LAWS(PVC)-1938-8-146

SRI RAJAH BOMMADEVARA VENKATARAYULU NAIDU BAHADUR ZAMINDAR GARU Vs. SRI RAJAH LANKA VENKATA RATTAMMA GARU

Decided On August 18, 1938
SRI RAJAH BOMMADEVARA VENKATARAYULU NAIDU BAHADUR ZAMINDAR GARU Appellant
V/S
SRI RAJAH LANKA VENKATA RATTAMMA GARU Respondents

JUDGEMENT

(1.) The appeal and the revision petition have been heard together because they both arise out of the same litigation, but the questions raised in them are really quite different.

(2.) In the second appeal the only question is whether the lower Court was wrong in law in refusing to excuse the delay in filing the appeal. Quite clearly the lower Court was not wrong in its decision at all unless an application for copies filed on 10 August, 1932, can be regarded as an application not only for a copy of the judgment but also for a copy of the decree. The application in terms only asks for "a copy of the order" and it was not until 3 September, 1932, that, a memorandum was filed asking that the decree might be drafted and a copy of it might be granted. Now, if time had been running against the appellant until 3rd September, 1932, his appeal was time-barred. I am unable to say that the lower appellate Court committed any legal error in holding that the earlier application dated 10 August, 1932, was not an application for a copy of the decree and that there were no grounds for excising the delay. The result therefore is that the second appeal is dismissed with costs. Leave to appeal is refused.

(3.) The Civil Revision Petition relates to an order in review of an appellate judgment restoring a suit which had been dismissed for default. The review judgment was passed by a different District Judge from the gentleman who originally allowed the appeal, but this point is not 1 think material for the Judge who decided the appeal in the first instance actually admitted the review application and ordered notice of it. Now, the error which was put forward as an error on the face of the record justifying interference in review was an error of law which went to the root of the jurisdiction of the District Court which heard the appeal By Section 192 of the Madras Estates Land Act, Order 43, Civil Procedure Code, is excluded from the provisions governing procedure under the Estates Land Act.

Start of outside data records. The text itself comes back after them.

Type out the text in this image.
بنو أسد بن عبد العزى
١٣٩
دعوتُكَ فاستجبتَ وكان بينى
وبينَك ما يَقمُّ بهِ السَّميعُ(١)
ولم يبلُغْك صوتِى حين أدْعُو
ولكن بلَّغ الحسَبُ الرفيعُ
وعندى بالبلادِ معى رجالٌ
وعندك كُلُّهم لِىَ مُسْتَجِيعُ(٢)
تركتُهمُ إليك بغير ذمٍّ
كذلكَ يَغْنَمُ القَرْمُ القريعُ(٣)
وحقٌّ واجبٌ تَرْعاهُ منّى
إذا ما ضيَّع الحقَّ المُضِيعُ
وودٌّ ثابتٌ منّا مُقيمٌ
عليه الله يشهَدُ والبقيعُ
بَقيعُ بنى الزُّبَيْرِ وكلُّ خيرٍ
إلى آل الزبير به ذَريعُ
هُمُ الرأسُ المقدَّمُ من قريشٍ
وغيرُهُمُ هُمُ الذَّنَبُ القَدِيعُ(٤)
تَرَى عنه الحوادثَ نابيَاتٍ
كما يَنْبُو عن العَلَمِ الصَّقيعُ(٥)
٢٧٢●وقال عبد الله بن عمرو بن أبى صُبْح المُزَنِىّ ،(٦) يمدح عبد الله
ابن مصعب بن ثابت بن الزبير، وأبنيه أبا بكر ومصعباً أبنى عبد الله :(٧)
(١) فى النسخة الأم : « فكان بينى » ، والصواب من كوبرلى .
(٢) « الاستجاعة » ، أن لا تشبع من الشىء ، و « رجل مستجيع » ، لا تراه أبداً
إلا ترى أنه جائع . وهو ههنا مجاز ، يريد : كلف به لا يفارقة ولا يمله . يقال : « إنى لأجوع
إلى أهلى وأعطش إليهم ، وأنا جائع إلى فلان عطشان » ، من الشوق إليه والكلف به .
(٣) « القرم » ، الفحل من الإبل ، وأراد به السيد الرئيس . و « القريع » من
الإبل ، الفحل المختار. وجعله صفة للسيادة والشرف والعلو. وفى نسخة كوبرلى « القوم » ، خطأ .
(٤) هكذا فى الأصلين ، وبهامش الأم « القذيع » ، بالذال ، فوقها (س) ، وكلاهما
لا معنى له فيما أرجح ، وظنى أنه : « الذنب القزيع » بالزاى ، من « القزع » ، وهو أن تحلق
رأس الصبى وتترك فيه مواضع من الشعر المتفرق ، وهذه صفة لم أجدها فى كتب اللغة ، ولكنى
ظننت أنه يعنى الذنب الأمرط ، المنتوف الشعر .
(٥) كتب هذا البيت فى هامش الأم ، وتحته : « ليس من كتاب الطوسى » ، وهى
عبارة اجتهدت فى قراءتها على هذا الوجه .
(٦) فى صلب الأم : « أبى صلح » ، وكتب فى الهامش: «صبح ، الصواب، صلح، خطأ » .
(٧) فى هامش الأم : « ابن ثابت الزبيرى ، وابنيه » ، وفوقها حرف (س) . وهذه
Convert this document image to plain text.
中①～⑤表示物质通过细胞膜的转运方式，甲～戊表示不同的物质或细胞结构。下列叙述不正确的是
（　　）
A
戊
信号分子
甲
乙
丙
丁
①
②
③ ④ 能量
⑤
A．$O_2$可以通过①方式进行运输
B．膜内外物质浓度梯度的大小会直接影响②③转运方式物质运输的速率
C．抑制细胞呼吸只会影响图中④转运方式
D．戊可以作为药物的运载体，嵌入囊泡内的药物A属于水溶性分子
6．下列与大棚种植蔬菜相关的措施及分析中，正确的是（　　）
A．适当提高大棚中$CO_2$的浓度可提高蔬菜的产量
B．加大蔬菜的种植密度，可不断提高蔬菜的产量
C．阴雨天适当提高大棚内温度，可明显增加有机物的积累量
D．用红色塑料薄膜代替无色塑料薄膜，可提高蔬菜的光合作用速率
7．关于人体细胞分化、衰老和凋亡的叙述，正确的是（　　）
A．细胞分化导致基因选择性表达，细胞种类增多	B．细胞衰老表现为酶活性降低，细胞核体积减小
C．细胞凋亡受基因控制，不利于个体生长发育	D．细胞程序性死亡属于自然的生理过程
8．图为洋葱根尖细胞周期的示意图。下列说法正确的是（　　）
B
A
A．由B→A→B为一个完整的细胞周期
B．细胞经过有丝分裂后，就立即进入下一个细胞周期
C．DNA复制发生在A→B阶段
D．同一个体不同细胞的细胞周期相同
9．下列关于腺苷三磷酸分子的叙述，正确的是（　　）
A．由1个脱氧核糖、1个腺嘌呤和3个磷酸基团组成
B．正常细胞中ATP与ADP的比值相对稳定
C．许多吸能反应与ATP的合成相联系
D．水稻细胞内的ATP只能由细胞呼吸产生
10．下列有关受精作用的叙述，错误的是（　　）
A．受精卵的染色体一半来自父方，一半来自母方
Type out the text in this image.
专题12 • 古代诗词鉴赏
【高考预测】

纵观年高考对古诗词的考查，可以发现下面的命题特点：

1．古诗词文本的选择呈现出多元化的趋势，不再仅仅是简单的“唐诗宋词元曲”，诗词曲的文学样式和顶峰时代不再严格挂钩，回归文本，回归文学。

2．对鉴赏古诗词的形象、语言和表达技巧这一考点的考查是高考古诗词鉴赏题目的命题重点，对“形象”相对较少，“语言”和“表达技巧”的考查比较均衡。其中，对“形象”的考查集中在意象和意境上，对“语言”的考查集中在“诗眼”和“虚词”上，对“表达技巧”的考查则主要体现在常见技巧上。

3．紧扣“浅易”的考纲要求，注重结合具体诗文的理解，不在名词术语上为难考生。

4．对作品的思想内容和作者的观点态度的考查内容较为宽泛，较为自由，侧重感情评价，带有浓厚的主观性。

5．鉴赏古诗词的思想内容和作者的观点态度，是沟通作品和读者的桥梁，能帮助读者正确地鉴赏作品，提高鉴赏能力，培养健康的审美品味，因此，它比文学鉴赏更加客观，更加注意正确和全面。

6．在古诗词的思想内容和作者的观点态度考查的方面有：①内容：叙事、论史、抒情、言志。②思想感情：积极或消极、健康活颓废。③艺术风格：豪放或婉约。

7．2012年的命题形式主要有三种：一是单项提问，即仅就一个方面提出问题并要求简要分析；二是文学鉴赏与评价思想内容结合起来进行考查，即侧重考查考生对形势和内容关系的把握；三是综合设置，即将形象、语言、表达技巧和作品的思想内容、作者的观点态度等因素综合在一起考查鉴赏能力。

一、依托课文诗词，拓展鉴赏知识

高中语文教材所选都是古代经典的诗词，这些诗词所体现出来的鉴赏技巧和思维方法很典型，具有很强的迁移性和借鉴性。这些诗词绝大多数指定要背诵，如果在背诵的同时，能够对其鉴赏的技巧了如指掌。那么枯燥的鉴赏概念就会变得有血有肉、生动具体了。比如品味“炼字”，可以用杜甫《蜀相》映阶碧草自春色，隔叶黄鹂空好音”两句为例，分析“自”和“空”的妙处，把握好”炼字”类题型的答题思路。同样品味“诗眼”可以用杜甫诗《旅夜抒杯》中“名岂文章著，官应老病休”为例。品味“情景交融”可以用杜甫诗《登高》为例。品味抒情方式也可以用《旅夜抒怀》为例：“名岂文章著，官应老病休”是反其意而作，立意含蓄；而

Therefore no appeal lay against the order of the Deputy Collector refusing to restore the suit which had been dismissed for default. It follows that the error of the learned Judge in allowing such an appeal was one which was apparent on the face of the record to any person well acquainted with the provisions of the Act by which the appeal was governed. No research was necessary into rulings in order to discover the nature of the error.